You might be wondering why this is important, at this point; it has to do with the topic of a recent post of mine on apophatic versus cataphatic theology. When theologies start with the oneness or ‘being of God’ over against the threeness or ‘persons of God’ they are typically taking the apophatic approach to knowing God. They are starting with a discursive rather than concrete way to God; using philosophical categories that conceive of Godness prior to being confronted by that in the definitional reality of His own Self-revelation in Jesus Christ. It potentially gives us a God, the approach under critique in this post, that is abstract and personally removed from his creation; who is not easily understood as a ‘relational’ and dynamic God.
 Cornelius van der Kooi and Gijsbert van den Brink, Christian Dogmatics: An Introduction (Grand Rapids, MI: Wm. B. Eerdmans Publishing Co., 2017), 78-9.

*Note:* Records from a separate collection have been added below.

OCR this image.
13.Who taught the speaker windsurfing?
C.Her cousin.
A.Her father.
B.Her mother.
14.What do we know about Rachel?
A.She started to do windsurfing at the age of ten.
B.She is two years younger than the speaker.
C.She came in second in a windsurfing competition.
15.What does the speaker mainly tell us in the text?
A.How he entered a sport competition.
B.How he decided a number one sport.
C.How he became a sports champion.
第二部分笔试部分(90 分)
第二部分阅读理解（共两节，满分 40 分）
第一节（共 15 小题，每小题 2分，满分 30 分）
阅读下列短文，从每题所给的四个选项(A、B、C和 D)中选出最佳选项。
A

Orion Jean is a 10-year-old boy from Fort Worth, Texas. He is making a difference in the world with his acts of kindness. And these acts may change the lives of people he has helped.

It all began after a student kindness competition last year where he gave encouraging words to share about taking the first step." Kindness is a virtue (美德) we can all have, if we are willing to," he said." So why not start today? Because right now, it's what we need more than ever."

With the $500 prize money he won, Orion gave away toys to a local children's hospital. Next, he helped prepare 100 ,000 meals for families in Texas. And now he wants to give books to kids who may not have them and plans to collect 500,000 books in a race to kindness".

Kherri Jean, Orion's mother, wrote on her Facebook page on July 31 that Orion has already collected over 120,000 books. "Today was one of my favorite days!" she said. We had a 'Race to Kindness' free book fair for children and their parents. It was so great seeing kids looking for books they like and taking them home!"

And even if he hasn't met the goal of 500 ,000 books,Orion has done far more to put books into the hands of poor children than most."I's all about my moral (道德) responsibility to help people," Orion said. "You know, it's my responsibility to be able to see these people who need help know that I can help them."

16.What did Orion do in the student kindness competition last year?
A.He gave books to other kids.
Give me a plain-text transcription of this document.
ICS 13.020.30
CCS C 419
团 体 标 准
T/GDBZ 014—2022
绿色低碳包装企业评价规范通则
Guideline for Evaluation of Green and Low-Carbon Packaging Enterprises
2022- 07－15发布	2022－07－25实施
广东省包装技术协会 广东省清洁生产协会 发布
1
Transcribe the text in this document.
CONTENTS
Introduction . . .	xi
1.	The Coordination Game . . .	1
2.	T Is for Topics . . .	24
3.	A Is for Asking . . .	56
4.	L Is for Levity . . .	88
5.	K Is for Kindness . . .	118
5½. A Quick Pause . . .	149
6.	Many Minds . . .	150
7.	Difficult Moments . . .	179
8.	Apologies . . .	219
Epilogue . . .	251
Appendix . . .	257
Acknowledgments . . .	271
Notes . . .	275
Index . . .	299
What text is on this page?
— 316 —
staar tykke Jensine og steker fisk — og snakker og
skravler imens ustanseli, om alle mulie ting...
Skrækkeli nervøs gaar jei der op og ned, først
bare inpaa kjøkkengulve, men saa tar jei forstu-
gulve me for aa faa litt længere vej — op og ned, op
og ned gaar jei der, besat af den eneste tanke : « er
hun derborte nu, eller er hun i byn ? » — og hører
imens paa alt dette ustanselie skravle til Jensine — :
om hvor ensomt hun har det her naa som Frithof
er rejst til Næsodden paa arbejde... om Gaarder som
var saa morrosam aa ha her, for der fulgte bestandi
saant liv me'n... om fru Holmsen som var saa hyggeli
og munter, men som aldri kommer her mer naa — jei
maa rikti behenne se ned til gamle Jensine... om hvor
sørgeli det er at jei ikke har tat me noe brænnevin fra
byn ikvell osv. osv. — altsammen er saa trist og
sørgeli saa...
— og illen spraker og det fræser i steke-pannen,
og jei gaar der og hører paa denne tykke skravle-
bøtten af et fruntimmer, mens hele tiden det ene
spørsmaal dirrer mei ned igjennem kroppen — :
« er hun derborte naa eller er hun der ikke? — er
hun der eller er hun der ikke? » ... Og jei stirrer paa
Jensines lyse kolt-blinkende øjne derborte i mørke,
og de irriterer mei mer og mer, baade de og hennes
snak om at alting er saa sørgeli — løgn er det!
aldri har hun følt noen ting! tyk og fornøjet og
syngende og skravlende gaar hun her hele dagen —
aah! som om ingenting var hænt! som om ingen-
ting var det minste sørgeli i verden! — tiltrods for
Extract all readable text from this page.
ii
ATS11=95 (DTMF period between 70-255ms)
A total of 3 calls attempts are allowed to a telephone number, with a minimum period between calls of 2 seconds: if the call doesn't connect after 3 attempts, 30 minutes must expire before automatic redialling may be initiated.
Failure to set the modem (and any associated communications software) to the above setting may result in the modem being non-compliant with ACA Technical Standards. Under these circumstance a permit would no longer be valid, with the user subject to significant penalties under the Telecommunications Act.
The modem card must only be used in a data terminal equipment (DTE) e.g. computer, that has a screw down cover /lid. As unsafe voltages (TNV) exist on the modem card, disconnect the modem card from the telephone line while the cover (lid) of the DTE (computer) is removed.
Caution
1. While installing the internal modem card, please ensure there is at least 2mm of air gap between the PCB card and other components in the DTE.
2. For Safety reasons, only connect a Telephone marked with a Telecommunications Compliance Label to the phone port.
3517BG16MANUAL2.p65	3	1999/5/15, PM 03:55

 The small print is a stylistic move used throughout Kooi’s and Brink’s Christian Dogmatics with the purpose of providing more detailed analyses of various loci. It is reminiscent of how Karl Barth used his footnote sections (his “small print”) to accomplish the same thing.
 Kooi and Brink, Christian Dogmatics, 79.
 Thomas F. Torrance, Scottish Theology, 3–4 cited by Bobby Grow, “Analogia Fidei or Analogia Entis?: Either Through Christ or Through Nature,” in Myk Habets and Bobby Grow eds., Evangelical Calvinism: Essays Resourcing the Continuing Reformation of the Church (Eugene, OR: Pickwick Publications, 2012), 110.